Editorial-La Jornada
El ingreso de los grupos de autodefensa a Apatzingán, ciudad considerada la plaza fuerte del cártel de Los caballeros templarios, ha sido visto por algunos como un paso hacia el restablecimiento del estado de derecho en Michoacán. Pero es lo contrario: la confirmación de que la legalidad se encuentra suspendida en esa entidad.
Es claro que, colocados en absoluta desprotección ante la delincuencia, causada a su vez por la pasividad y la corrupción de las corporaciones de la fuerza pública y de las instancias de procuración e impartición de justicia, muchos pobladores de La Ruana, Tepalcatepec, Buenavista-Tomatlán y otras localidades de Tierra Caliente no tuvieron otra forma de preservar sus vidas, su integridad y su patrimonio que organizarse en grupos de civiles armados. Pero resulta indiscutible, también, que la omisión original del Estado en su deber de garantizar la seguridad pública dio lugar a una nueva anomalía legal ante la cual las autoridades de los tres niveles de gobierno no parecen tener más estrategia que el reconocimiento de hecho de los grupos de autodefensa, lo cual representa, quiérase o no, otra abdicación y una enésima vulneración del marco jurídico vigente.

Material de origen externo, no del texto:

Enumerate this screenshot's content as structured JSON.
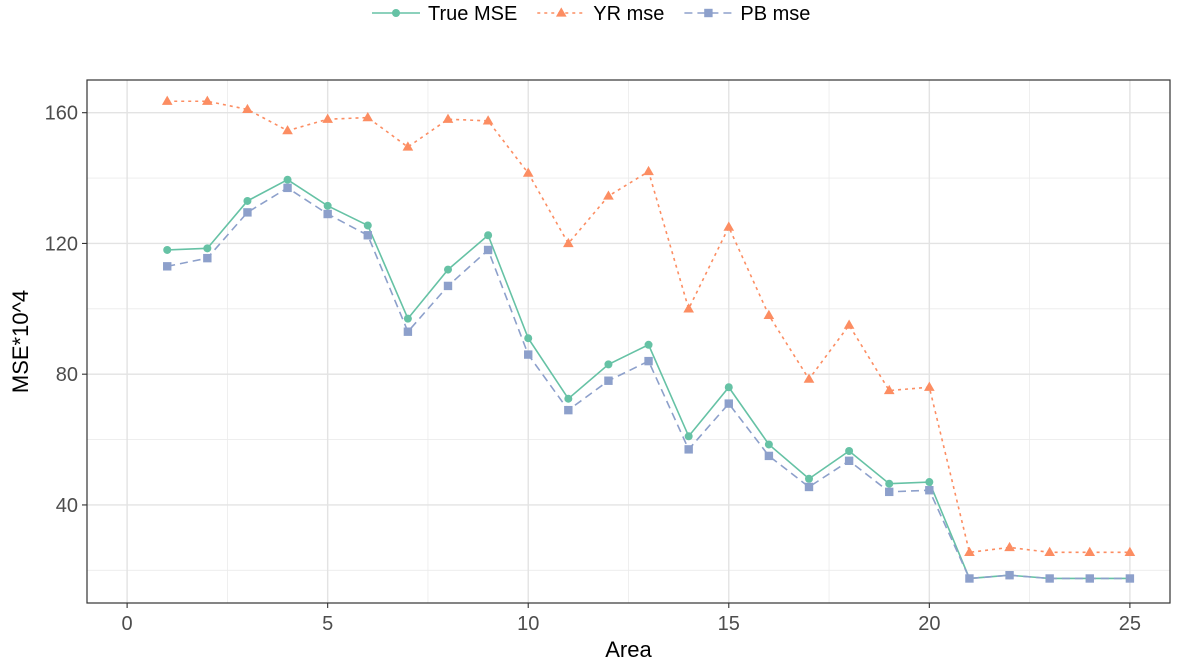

Piénsese, en efecto, lo que representa para el estado de derecho que el gobierno permita la deliberación de grupos armados; la posesión de civiles de grandes cantidades de armas de uso exclusivo de las fuerzas armadas; la participación de particulares en tareas policiales fuera de todo marco institucional, y el papel desempeñado por los elementos de la Policía Federal como virtuales guardaespaldas de las autodefensas que allanaron domicilios, en el contexto de la cacería de templarios declarada en Apatzingán.
Más alarmante resulta la proyección de tales circunstancias en la perspectiva de gobernabilidad de Michoacán y del país en general: con ese precedente parece inevitable el surgimiento de organizaciones similares a las autodefensas de Tierra Caliente en otras regiones del país igualmente controladas por la delincuencia organizada y, por ende, el colapso generalizado del principio del monopolio de la fuerza legítima en manos del Estado.
Paradójicamente, la situación en Michoacán hace realidad la perversa propuesta enarbolada por el gobierno federal durante el sexenio anterior –a contrapelo del sentido común y de lo señalado en la Constitución– de que la sociedad debía hacerse corresponsable de la seguridad pública, como si no fuera ésa una de las atribuciones básicas e irrenunciables de todo poder establecido.
El reciente acuerdo de Tepalcatepec entre las autodefensas y el gobierno federal, la protección del segundo a las primeras en su avance a Apatzingán, y la confirmación de que el comisionado federal Alfredo Castillo sostuvo un encuentro con un integrante del cártel de los Valencia, entre otros muchos datos del rompecabezas michoacano, parecen hablar de un propósito gubernamental de contención de las fuerzas que operan en la entidad. Todo empeño por instaurar la paz pública resulta, en principio, loable, pero si es emprendido al margen de la legalidad es muy probable que termine siendo contraproducente y acentúe la erosión de una autoridad de suyo desvanecida en esa y en otras regiones.